The Amazon Trail: DNA: Dyke Now and Always

There are certain memories that glow unexpectedly brighter than the other million moments cataloged in my mind. Their significance demands attention, and for good reason. The accumulation of those quick seconds is the DNA that creates who I am. DNA being the acronym for Dyke Now and Always.

My first memory: I'm two. My father home from work in Manhattan with his newspaper, listening to a radio show while, hidden from view (I thought) by his newspaper, I danced and danced to Nat King Cole, Julie London, Benny Goodman. Thirteen years later, to Little Anthony and the Imperials, Sarah Vaughan, The Fleetwoods, I danced and danced in the hidden back rooms of gay bars.

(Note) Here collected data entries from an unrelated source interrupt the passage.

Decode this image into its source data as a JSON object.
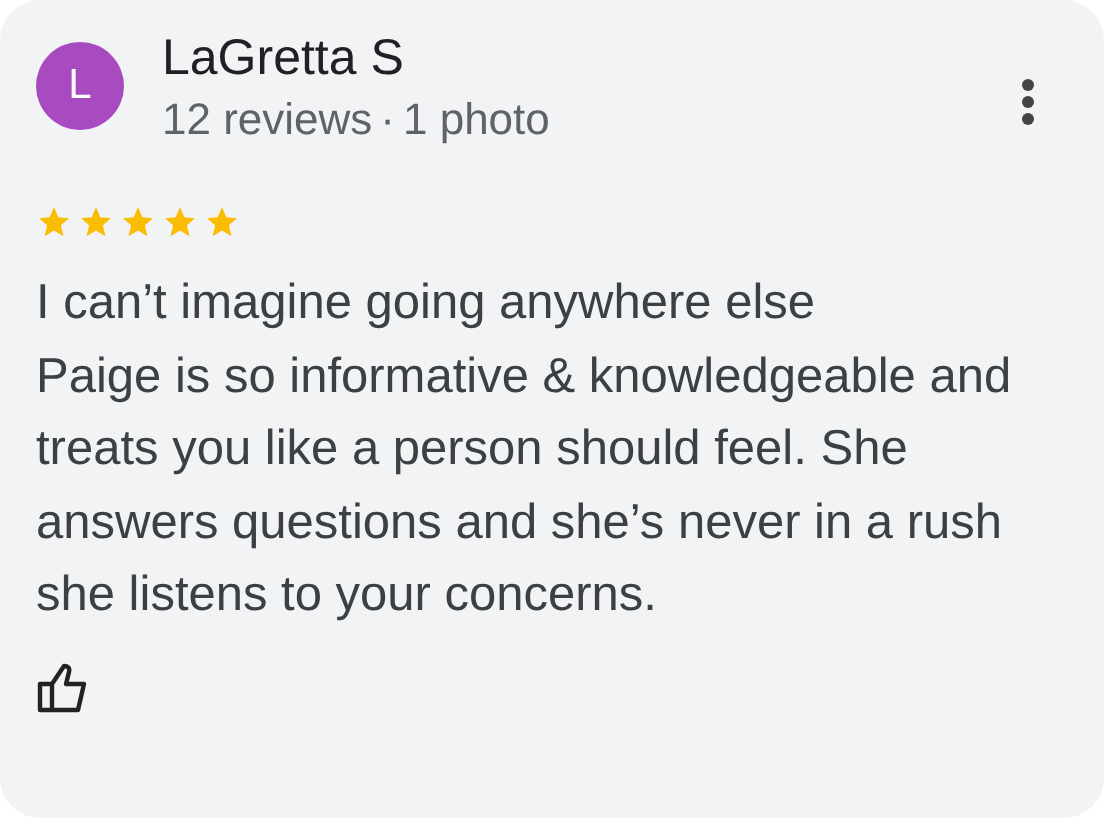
{
  "review": {
    "avatar_letter": "L",
    "name": "LaGretta S",
    "reviews": "12 reviews",
    "separator": "·",
    "photos": "1 photo",
    "stars": 5,
    "text": "I can’t imagine going anywhere else\nPaige is so informative & knowledgeable and treats you like a person should feel. She answers questions and she’s never in a rush she listens to your concerns."
  }
}
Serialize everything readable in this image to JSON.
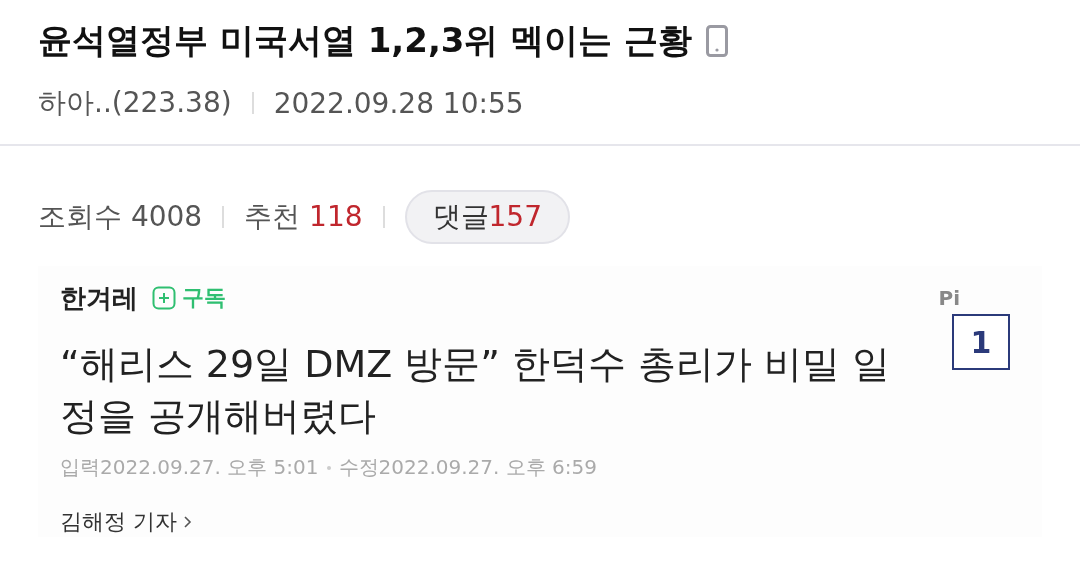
{
  "post": {
    "title": "윤석열정부 미국서열 1,2,3위 멕이는 근황",
    "author": "하아..(223.38)",
    "date": "2022.09.28 10:55"
  },
  "stats": [
    {
      "label": "조회수",
      "value": "4008",
      "kind": "plain"
    },
    {
      "label": "추천",
      "value": "118",
      "kind": "plain"
    },
    {
      "label": "댓글",
      "value": "157",
      "kind": "pill"
    }
  ],
  "article": {
    "press": "한겨레",
    "subscribe": "구독",
    "pick": "Pi",
    "badge": "1",
    "headline": "“해리스 29일 DMZ 방문” 한덕수 총리가 비밀 일정을 공개해버렸다",
    "entered_label": "입력",
    "entered": "2022.09.27. 오후 5:01",
    "edited_label": "수정",
    "edited": "2022.09.27. 오후 6:59",
    "reporter": "김해정 기자"
  }
}
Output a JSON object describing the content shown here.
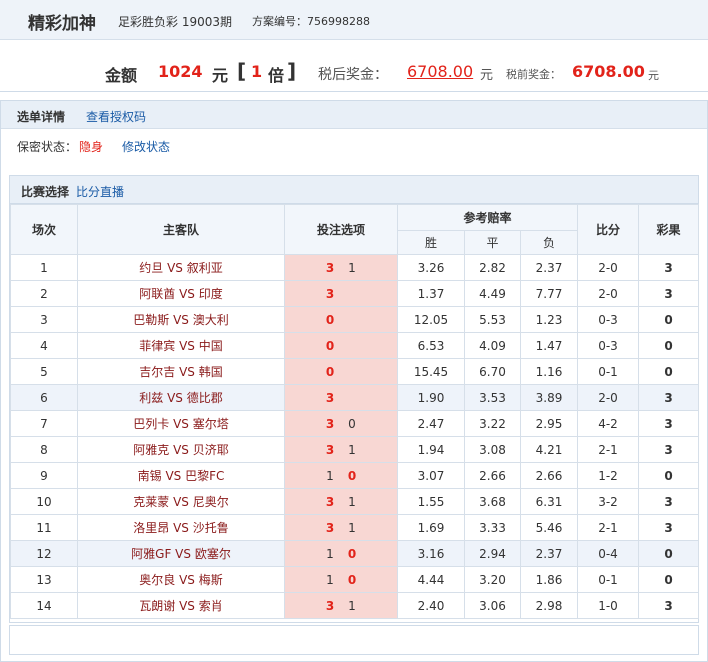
{
  "header": {
    "title": "精彩加神",
    "lottery": "足彩胜负彩 19003期",
    "plan_label": "方案编号：",
    "plan_no": "756998288"
  },
  "amount": {
    "label": "金额",
    "value": "1024",
    "unit": "元",
    "mult_left": "[",
    "mult_value": "1",
    "mult_unit": "倍",
    "mult_right": "]",
    "after_tax_label": "税后奖金：",
    "after_tax_value": "6708.00",
    "after_tax_unit": "元",
    "before_tax_label": "税前奖金：",
    "before_tax_value": "6708.00",
    "before_tax_unit": "元"
  },
  "detail": {
    "title": "选单详情",
    "link": "查看授权码",
    "secret_label": "保密状态：",
    "secret_value": "隐身",
    "modify_link": "修改状态"
  },
  "matches": {
    "title": "比赛选择",
    "link": "比分直播",
    "headers": {
      "no": "场次",
      "teams": "主客队",
      "pick": "投注选项",
      "odds": "参考赔率",
      "win": "胜",
      "draw": "平",
      "lose": "负",
      "score": "比分",
      "result": "彩果"
    },
    "rows": [
      {
        "no": "1",
        "teams": "约旦 VS 叙利亚",
        "p1": "3",
        "p2": "1",
        "win": "3.26",
        "draw": "2.82",
        "lose": "2.37",
        "score": "2-0",
        "result": "3"
      },
      {
        "no": "2",
        "teams": "阿联酋 VS 印度",
        "p1": "3",
        "p2": "",
        "win": "1.37",
        "draw": "4.49",
        "lose": "7.77",
        "score": "2-0",
        "result": "3"
      },
      {
        "no": "3",
        "teams": "巴勒斯 VS 澳大利",
        "p1": "0",
        "p2": "",
        "win": "12.05",
        "draw": "5.53",
        "lose": "1.23",
        "score": "0-3",
        "result": "0"
      },
      {
        "no": "4",
        "teams": "菲律宾 VS 中国",
        "p1": "0",
        "p2": "",
        "win": "6.53",
        "draw": "4.09",
        "lose": "1.47",
        "score": "0-3",
        "result": "0"
      },
      {
        "no": "5",
        "teams": "吉尔吉 VS 韩国",
        "p1": "0",
        "p2": "",
        "win": "15.45",
        "draw": "6.70",
        "lose": "1.16",
        "score": "0-1",
        "result": "0"
      },
      {
        "no": "6",
        "teams": "利兹 VS 德比郡",
        "p1": "3",
        "p2": "",
        "win": "1.90",
        "draw": "3.53",
        "lose": "3.89",
        "score": "2-0",
        "result": "3"
      },
      {
        "no": "7",
        "teams": "巴列卡 VS 塞尔塔",
        "p1": "3",
        "p2": "0",
        "win": "2.47",
        "draw": "3.22",
        "lose": "2.95",
        "score": "4-2",
        "result": "3"
      },
      {
        "no": "8",
        "teams": "阿雅克 VS 贝济耶",
        "p1": "3",
        "p2": "1",
        "win": "1.94",
        "draw": "3.08",
        "lose": "4.21",
        "score": "2-1",
        "result": "3"
      },
      {
        "no": "9",
        "teams": "南锡 VS 巴黎FC",
        "p1": "1",
        "p2": "0",
        "win": "3.07",
        "draw": "2.66",
        "lose": "2.66",
        "score": "1-2",
        "result": "0"
      },
      {
        "no": "10",
        "teams": "克莱蒙 VS 尼奥尔",
        "p1": "3",
        "p2": "1",
        "win": "1.55",
        "draw": "3.68",
        "lose": "6.31",
        "score": "3-2",
        "result": "3"
      },
      {
        "no": "11",
        "teams": "洛里昂 VS 沙托鲁",
        "p1": "3",
        "p2": "1",
        "win": "1.69",
        "draw": "3.33",
        "lose": "5.46",
        "score": "2-1",
        "result": "3"
      },
      {
        "no": "12",
        "teams": "阿雅GF VS 欧塞尔",
        "p1": "1",
        "p2": "0",
        "win": "3.16",
        "draw": "2.94",
        "lose": "2.37",
        "score": "0-4",
        "result": "0"
      },
      {
        "no": "13",
        "teams": "奥尔良 VS 梅斯",
        "p1": "1",
        "p2": "0",
        "win": "4.44",
        "draw": "3.20",
        "lose": "1.86",
        "score": "0-1",
        "result": "0"
      },
      {
        "no": "14",
        "teams": "瓦朗谢 VS 索肖",
        "p1": "3",
        "p2": "1",
        "win": "2.40",
        "draw": "3.06",
        "lose": "2.98",
        "score": "1-0",
        "result": "3"
      }
    ]
  }
}
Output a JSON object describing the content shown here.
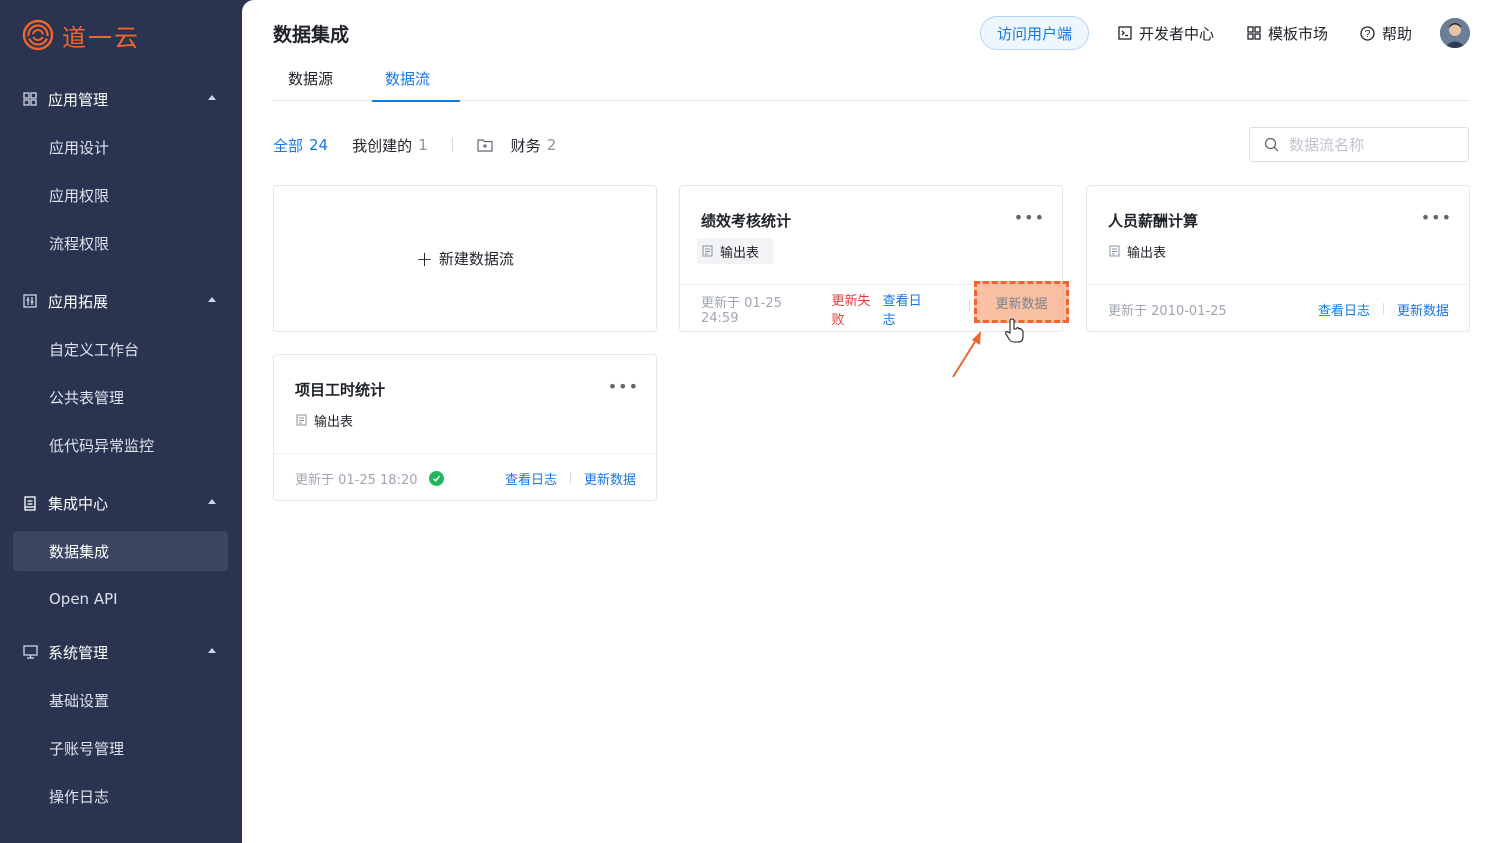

As a queer child I played on the back lawn with neighbor kids. I was quick and smart, but never chosen for games. Instead I was taunted at any little hint of difference. I still hear the singsong voices shaming me to tears, chasing me across the green grass away from a game of Red Rover. Forty years later, on a hot night in another state, different kids—now adults—crowded in front of a courthouse to taunt grown queers, to shame our rights away from us.  

In January, 1960, hidden in the bedroom of her parent's first floor apartment, amazed, I kissed my first girlfriend, a girl group playing on the radio. Fifty years later, in October, 2010, in the flagrant autumn outdoors, awed, I married my last girlfriend ever, Vivaldi on the boom box.

Huddled in a rattling, rocking, wicker-seated subway car, clasped hands out of sight under winter jackets, smoking cigarettes, so proud, so scared, still girls. Fifty years on, standing high on a mountain over the Pacific Ocean, inhaling the wind between my sweetheart's kisses, journeying to maturity. So powerful, so fulfilled.

New Haven, Connecticut, Dunkin' Donuts downtown at the break of day, hot black tea. Buses on the Green puffing exhaust at dirty snow. Hungover after a late night at the Parkway Bar up Chapel Street. Ten years later, San Francisco Sober Fair, a hall filled with people once confined to gay bars. Freedom on the steep hills, passing through fog to sunshine, gathering healthy in broad daylight.

Macy's escalator, 34th Street, ascending, excited to shop for for college clothes, buying a wardrobe out of an Ann Bannon book. Dyke fashion before it was a fashion. A buffoon in the dorm. The queer one. A photo fifteen years later: shock of recognition. That's me? That good-looking dyke?

New Hampshire in the spring, climbing rocks over a river a long way down. Suddenly afraid of heights. A few years later, a university in the midwest, my first novel out, on a panel with Jewelle Gomez and other lesbian luminaries. Sick as a dog, shaking like a leaf, scared out of my wits. Suddenly afraid of heights.

A corner spa in Woonsocket, Rhode Island. Buying lottery scratch-offs and laughing at losses with my wife-to-be, triumphant at a $2.00 win. Walking the West Coast beaches together, finding a magnificently formed, palm-sized blue agate, the most spectacular prize since cereal box toys.

The gloom of my mother's church and her faith. The women's land circles where I felt like a throbbing sore thumb. The sun patterns on a brook that took my breath away. The vastness of Oregon's Kalmiopsis Wilderness that took my breath away. The books that took my breath away. The first sight of my sweetheart that took my heart away. The masses of deep red flowers on an Azalea bush so abundant I could have melted right into its glory and called it heaven—my nameless spirituality.

The narrow bedroom in my parent's apartment, the polished mahogany desk, the paper, the pen, where I learned to labor over words. The tiny unfinished pine desk in the corner of our post-college bedroom where I wrote for "The Ladder," so young, both myself and modern lesbian literature.

They all come together, these brightly burning memories. A main street railroad crossing in a small Western or New England town that evokes all of America for me, both the good and the bad, the bullies and the gays, the heat and the cold, the belonging and the exile.   

How to make a dyke. Feed her Cracker Jacks, let her dance, give her some tools to work with. Let her love.